Calculus is introduced through the study of functions, limits, differentiation and higher order derivatives. Derivatives of polynomial, trigonometric, inverse trigonometric, exponential, and logarithmic functions are covered. Problems in optimization, curve sketching and related rates are considered. Integration is introduced by analyzing the definite and indefinite integral.

This course is a continuation of calculus I. Topics include definite and indefinite integration and the use of calculus in the calculation of areas and volumes. Various integration methods are covered including: integration by parts, trigonometric substitution, and partial fractions. Improper integrals are introduced as well as the study of infinite sequences and series, power series, Taylor series, and determining convergence or divergence of series.

A course in the calculus of functions of more than one variable usually follows a year of calculus involving functions of only one variable. This course will commence with discussions of vectors and vector value functions. Partial differentiation, multiple integration, and vector operators including: gradient, divergence, and curl and related integral theorems: Green's theorem, the Divergence theorem, and Stokes' theorem will be introduced and applications will be included throughout.

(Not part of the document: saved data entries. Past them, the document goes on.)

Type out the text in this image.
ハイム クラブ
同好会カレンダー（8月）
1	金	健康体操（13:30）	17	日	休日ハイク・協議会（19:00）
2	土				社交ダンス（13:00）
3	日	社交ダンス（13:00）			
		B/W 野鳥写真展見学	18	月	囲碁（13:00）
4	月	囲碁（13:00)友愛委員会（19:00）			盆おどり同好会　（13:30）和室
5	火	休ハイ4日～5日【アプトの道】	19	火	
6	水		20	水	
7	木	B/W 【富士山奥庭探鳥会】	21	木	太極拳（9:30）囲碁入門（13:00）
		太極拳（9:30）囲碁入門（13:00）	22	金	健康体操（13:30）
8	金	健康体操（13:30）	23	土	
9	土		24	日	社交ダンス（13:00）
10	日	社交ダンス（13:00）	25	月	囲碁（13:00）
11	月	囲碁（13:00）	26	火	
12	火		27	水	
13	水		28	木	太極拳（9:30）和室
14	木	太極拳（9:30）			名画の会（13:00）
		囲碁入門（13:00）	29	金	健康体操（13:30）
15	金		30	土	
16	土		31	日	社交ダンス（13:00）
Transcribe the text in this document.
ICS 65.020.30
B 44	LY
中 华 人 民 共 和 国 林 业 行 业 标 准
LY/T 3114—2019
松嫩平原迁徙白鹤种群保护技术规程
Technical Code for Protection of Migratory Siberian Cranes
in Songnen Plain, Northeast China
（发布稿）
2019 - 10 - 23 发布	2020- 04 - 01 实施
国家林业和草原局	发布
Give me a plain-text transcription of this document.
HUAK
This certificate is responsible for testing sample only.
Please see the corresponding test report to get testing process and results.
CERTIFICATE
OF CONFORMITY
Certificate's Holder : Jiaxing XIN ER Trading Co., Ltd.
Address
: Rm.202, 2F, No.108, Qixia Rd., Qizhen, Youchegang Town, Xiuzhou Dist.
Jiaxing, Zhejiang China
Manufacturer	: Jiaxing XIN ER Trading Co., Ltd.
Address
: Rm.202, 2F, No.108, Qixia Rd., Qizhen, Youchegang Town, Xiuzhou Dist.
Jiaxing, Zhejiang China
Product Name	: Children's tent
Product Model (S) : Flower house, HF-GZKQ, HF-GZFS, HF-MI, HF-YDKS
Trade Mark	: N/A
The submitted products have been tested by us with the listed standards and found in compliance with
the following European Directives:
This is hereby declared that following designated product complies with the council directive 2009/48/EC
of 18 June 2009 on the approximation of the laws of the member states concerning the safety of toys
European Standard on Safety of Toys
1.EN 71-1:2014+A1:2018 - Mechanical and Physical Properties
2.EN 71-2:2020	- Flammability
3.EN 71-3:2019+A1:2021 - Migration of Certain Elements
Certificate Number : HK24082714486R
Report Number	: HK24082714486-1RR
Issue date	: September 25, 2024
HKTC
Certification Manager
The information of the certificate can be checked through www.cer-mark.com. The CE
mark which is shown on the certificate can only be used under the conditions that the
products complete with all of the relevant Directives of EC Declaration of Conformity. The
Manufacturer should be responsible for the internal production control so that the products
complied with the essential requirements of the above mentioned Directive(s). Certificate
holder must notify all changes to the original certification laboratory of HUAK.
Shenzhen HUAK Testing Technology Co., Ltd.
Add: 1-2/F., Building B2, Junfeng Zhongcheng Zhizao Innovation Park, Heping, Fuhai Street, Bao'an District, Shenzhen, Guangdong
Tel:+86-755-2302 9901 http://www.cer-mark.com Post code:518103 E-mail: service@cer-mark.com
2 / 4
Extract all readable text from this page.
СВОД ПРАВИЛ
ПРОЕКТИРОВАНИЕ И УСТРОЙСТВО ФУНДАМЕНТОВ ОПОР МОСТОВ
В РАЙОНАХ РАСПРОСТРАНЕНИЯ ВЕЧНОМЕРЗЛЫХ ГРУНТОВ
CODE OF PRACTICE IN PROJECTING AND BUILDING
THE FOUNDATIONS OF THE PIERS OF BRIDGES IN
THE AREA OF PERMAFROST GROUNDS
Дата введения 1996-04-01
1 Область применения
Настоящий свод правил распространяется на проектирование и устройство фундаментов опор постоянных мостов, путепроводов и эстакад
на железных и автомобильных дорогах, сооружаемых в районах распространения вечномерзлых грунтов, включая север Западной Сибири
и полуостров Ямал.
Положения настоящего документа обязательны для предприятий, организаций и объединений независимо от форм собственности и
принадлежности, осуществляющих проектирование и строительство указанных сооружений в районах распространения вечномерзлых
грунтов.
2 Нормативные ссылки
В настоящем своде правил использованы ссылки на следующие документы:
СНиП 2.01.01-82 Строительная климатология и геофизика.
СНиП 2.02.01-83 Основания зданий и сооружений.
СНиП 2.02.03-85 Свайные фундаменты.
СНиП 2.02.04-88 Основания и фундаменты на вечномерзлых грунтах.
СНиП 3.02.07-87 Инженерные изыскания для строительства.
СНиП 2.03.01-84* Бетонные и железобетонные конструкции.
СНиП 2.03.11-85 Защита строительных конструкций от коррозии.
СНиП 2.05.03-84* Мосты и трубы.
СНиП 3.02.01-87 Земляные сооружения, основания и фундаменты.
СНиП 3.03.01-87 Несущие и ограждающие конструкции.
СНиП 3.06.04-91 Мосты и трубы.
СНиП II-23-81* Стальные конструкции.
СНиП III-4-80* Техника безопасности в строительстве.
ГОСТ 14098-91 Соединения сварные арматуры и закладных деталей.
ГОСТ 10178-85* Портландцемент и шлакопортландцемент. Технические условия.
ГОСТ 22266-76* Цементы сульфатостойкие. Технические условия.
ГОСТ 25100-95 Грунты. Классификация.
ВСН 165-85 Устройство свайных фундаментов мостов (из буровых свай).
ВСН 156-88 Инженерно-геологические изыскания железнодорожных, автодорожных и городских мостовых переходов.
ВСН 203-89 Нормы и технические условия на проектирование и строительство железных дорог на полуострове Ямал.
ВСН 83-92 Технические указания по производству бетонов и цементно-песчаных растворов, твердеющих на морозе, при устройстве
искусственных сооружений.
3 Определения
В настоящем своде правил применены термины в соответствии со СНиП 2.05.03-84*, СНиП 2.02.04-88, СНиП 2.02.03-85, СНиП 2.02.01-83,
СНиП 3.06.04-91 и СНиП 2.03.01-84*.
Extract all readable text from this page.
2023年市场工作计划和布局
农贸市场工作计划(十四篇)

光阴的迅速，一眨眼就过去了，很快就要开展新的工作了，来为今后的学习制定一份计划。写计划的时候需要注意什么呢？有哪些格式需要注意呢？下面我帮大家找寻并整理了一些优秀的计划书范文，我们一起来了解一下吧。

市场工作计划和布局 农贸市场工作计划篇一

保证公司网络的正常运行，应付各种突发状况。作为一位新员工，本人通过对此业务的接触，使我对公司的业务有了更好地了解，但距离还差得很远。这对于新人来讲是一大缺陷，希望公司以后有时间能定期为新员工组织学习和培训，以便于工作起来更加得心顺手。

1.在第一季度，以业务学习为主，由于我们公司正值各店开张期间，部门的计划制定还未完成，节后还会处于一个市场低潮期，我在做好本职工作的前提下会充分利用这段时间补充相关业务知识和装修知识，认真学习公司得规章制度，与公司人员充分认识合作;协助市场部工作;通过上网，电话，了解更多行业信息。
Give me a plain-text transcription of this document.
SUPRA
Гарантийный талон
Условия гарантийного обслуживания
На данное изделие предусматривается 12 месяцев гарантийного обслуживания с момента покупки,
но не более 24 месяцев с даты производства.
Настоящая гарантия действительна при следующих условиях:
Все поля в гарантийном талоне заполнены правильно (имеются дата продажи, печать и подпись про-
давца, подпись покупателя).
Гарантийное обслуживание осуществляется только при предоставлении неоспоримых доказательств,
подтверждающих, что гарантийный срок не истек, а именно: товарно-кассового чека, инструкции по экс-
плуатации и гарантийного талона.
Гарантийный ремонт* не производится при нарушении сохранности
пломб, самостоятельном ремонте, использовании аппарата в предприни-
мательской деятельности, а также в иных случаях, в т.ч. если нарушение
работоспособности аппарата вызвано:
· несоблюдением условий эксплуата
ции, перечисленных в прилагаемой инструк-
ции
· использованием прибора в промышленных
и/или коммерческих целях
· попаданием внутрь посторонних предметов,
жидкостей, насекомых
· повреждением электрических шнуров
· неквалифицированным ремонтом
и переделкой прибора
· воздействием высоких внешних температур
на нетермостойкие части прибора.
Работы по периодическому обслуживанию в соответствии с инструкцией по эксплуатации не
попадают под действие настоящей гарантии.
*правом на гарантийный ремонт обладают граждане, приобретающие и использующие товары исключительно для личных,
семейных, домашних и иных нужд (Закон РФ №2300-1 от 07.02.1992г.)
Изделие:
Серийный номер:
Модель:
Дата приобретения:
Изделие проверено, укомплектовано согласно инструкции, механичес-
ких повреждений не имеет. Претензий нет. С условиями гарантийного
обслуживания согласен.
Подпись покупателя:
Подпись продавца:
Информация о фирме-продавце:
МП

In this course, students will be introduced to both the theory and the computational methods used in the study of matrices, vector spaces, linear transformations, diagonalization, eigenvalues, and orthogonality. Students are expected to use mathematical reasoning to read and write proofs pertaining to the study of course material.

This first course in differential equations studies the theory, solutions methods, and application of ordinary differential equations. Topics include separable differential equations, method of integrating factors, method of undetermined coefficients, variation of parameters, Laplace transforms, numerical methods, and series solutions to differential equations.